How to use Magnums as a centerpiece for your dinner table.
Entertaining at home presents a fun challenge for me because I’m always looking for a way to do something a bit more extraordinary than before. I find the small touches that make a big statement, something that adds sophistication and makes the event more memorable.
“Magnums” contain 1.5 liters of wine or champagne, or the equivalent of two regular 750ml bottles. Two bottles in one! When you use magnums of wine on the table you get to enjoy the party more because you don’t have to keep jumping up and opening wine bottles as often. But, there’s more than just the convenience of having to open fewer bottles for your gathering.
No matter how you look at it, magnums create a great party atmosphere. Whatever the size of your gathering – large or small – when you have magnums as part of your centerpiece, the extra-large bottles immediately become fabulous additions to the tabletop and great conversation starters.

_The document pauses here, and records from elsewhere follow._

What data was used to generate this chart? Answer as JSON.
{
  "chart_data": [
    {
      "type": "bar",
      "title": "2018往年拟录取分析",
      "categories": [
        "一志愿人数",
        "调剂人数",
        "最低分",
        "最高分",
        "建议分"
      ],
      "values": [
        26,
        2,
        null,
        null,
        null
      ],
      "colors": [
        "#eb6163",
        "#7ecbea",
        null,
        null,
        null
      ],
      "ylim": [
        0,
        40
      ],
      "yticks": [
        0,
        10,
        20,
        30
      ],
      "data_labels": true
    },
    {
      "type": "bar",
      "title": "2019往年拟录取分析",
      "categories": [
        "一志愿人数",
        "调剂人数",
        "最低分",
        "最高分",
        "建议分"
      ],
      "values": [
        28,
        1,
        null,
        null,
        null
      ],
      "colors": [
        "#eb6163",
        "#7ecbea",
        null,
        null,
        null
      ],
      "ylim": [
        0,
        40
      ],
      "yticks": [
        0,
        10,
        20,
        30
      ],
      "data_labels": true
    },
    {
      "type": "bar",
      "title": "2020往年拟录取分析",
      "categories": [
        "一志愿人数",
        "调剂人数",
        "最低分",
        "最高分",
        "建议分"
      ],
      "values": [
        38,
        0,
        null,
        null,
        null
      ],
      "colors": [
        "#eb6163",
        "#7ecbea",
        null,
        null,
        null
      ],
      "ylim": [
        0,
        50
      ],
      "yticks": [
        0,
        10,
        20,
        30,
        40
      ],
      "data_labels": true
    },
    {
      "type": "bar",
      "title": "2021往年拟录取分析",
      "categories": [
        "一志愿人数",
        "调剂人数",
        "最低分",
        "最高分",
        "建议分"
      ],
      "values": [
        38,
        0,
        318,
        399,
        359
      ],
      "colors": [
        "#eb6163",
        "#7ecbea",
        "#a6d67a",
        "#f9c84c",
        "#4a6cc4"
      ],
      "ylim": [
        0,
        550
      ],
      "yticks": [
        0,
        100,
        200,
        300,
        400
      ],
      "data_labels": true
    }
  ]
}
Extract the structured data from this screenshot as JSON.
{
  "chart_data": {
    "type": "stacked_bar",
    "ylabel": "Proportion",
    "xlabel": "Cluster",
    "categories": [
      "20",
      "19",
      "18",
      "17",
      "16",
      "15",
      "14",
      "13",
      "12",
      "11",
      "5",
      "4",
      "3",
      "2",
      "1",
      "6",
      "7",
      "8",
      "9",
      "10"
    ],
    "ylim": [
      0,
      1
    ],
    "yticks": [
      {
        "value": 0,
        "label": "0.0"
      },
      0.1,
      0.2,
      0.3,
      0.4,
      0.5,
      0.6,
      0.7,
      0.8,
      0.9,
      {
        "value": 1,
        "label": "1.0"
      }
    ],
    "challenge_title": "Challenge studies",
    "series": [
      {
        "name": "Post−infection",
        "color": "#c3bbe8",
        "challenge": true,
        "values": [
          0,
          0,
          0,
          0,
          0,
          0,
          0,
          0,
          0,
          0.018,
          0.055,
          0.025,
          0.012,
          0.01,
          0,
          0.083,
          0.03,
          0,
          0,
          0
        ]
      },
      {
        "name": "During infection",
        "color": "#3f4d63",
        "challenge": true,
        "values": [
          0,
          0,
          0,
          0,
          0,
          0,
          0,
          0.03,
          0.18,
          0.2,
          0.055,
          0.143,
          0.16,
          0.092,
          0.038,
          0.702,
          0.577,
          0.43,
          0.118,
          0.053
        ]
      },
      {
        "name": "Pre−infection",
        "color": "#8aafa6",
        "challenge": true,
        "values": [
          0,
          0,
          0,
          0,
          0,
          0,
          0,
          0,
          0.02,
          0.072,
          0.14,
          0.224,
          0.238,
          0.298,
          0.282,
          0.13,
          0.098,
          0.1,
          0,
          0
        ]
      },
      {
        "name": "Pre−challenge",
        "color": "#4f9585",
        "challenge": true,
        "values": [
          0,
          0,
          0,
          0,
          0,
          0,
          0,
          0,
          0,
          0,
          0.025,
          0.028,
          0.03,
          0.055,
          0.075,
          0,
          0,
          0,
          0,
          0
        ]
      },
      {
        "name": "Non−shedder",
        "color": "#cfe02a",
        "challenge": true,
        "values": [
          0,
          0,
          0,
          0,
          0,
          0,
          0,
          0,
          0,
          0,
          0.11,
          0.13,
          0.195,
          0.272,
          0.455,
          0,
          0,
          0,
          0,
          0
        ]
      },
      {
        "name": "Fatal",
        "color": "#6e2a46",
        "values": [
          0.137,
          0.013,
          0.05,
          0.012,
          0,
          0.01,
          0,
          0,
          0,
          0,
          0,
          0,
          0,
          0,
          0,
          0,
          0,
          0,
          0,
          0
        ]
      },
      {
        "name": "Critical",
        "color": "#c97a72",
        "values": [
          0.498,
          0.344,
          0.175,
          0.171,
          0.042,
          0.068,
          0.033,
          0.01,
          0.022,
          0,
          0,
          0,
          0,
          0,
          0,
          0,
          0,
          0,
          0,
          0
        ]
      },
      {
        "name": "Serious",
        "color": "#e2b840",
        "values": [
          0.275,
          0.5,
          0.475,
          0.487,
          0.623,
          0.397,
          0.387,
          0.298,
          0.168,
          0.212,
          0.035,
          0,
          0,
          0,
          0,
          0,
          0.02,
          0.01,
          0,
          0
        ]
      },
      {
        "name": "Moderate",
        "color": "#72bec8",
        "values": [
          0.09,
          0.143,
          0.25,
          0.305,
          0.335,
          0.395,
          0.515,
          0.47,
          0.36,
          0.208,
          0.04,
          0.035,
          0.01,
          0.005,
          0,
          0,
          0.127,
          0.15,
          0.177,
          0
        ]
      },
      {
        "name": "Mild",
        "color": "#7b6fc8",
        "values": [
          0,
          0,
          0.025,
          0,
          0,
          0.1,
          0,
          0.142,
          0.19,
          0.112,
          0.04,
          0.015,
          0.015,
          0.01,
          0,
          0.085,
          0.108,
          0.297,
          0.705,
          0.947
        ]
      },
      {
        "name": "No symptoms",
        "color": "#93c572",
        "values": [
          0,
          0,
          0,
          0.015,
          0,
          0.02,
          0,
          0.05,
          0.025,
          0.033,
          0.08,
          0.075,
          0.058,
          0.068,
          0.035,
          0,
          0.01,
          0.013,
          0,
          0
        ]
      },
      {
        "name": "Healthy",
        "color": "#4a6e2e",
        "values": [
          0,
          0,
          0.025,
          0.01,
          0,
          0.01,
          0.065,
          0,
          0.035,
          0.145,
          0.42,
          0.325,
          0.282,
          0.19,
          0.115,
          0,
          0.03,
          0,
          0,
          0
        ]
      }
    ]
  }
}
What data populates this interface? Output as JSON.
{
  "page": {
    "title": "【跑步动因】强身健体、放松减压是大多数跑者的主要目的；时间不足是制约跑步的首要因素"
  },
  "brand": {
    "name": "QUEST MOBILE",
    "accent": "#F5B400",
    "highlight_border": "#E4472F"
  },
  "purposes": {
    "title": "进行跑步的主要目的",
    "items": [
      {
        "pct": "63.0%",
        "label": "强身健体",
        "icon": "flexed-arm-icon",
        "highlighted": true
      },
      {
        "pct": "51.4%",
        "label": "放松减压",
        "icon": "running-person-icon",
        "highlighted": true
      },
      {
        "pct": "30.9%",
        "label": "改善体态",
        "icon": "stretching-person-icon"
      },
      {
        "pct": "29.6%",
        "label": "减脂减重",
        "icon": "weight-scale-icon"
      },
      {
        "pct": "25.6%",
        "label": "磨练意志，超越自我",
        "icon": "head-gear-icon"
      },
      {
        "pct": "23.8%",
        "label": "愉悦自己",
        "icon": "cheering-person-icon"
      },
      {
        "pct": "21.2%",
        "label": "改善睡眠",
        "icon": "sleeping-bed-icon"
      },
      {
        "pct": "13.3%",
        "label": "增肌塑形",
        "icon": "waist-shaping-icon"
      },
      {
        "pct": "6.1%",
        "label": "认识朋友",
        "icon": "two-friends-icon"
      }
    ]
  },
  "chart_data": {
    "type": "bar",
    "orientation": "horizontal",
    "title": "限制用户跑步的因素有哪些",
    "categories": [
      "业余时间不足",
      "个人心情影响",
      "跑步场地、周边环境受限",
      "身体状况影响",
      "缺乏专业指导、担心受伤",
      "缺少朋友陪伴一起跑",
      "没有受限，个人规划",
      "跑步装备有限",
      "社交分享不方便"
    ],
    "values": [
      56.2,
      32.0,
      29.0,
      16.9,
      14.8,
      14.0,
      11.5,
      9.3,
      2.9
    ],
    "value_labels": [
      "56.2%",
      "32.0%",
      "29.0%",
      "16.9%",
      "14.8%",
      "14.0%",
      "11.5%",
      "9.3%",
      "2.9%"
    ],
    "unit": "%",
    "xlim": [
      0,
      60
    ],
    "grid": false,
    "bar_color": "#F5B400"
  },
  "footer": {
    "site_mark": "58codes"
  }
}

I went to a party in San Diego where the host served a double magnum of Champagne, equivalent to two magnums or four standard 750ml bottles. Just to get the cork out was a tremendous feat but, it took two guys to tip the bottle carefully to serve all the guests. That was not only a constant topic of conversation, it was also so much fun and the source of a whole lot of laughter all night long! It really added to the party atmosphere.
There’s also a practical perspective for magnums. Winemakers prefer larger bottle size because wine ages more slowly and gracefully in larger format bottles than in standard bottles. There are several reasons for this. One reason is that even though there is a greater volume of wine in the bottle, the amount of oxygen or “ullage” between the cork and the wine is the same as in a regular sized bottle. Corks are porous so tiny amounts of oxygen are let in (very, very slowly!) and that oxygen modifies the wine over time – aging the wine. Too much oxygen will eventually damage the wine but if there is a lot more wine in the bottle and still the same ullage and cork size then there is less risk of damage to the wine over the same amount of time. And, the bigger the bottle the more your wine is protected from other things that can damage it (larger bottles have thicker glass) – light, heat, changes in temperature and vibration from travel.
This is particularly true for Champagne where experts note that magnums help the wine retain a more youthful taste than when served from standard bottles. Also, due to the increased content volume, magnums tend to have slightly higher pressure which enhances the bubbles a bit – always a good thing in my opinion!
Either way, imagine one or two magnums sitting on your tabletop at your next party. You’ll enjoy the party with fewer interruptions to open more bottles and your guests will have a lot of fun passing the large bottles around the table to refill glasses. And think of all conversations that will start. But, the biggest benefit? You will be serving and enjoying wine that is closer to what the winemaker intended.